Telecom companies have started state-wise registration needed under the goods and services tax (GST).
Telecom companies have a single pan-India service tax registration but the GST, which is expected to come into force on July 1, requires them to be registered individually in states. Most telecom companies have enrolled in all the states for registration.
Telecom operations in India are divided into 22 circles not aligned with state boundaries. As many as 12 circles cover more than one state. The Delhi circle covers Delhi and parts of Uttar Pradesh (Noida) and Haryana (Gurgaon).
There are also certain multi-circle states such as Uttar Pradesh, which covers two telecom circles, UP (West) excluding Noida and UP (East).
Telecom services are provided seamlessly across the country.
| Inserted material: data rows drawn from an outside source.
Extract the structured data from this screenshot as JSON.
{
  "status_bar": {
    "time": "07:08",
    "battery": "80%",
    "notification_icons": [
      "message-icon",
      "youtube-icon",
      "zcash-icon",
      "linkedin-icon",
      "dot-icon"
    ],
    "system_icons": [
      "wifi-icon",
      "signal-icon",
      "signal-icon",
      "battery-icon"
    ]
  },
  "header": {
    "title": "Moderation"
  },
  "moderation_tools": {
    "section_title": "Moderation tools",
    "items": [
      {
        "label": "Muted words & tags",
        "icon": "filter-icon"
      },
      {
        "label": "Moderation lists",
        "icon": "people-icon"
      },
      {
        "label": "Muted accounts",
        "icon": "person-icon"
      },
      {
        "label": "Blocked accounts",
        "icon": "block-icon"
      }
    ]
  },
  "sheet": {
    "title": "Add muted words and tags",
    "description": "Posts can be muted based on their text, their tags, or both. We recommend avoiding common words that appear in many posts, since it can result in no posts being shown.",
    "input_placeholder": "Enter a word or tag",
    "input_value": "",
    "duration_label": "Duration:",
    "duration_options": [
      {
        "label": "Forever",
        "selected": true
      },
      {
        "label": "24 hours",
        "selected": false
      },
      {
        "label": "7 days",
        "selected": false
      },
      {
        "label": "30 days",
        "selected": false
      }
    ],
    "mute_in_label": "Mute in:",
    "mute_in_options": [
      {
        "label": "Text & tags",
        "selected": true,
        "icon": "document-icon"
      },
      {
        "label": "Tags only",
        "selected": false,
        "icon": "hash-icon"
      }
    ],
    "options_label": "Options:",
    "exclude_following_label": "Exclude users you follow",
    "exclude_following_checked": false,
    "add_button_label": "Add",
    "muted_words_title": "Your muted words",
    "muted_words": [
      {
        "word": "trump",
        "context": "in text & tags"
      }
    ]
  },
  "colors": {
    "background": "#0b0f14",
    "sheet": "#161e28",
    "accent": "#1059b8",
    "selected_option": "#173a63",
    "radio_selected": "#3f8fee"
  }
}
A subscriber in Goa making a call to Gurugram uses telecom infrastructure in Goa, Maharashtra, Delhi and Gurugram and optical fibre cable across states.
Further, clarity on contentious issues emanating from the GST laws is needed to bring in certainty and minimise the risk of litigation.
The department of telecommunications (DoT) and Telecom Regulatory Authority of India (TRAI) will await the rollout of the GST before they finalise the base price for spectrum auctions proposed during 2017-18.
The TRAI will over the next fortnight seek stakeholders’ comments for sale of unsold air waves and views on the 5G compliant 3,400 MHz band. The DoT recently sought the TRAI’s opinion on auctioning the remaining 1,389 MHz spectrum in this fiscal year.
The TRAI will also review the base price of the 700 MHz band that was unsold during last year’s auction because telecom companies found it expensive. The 700 MHz band is considered premium for its efficiency and reach.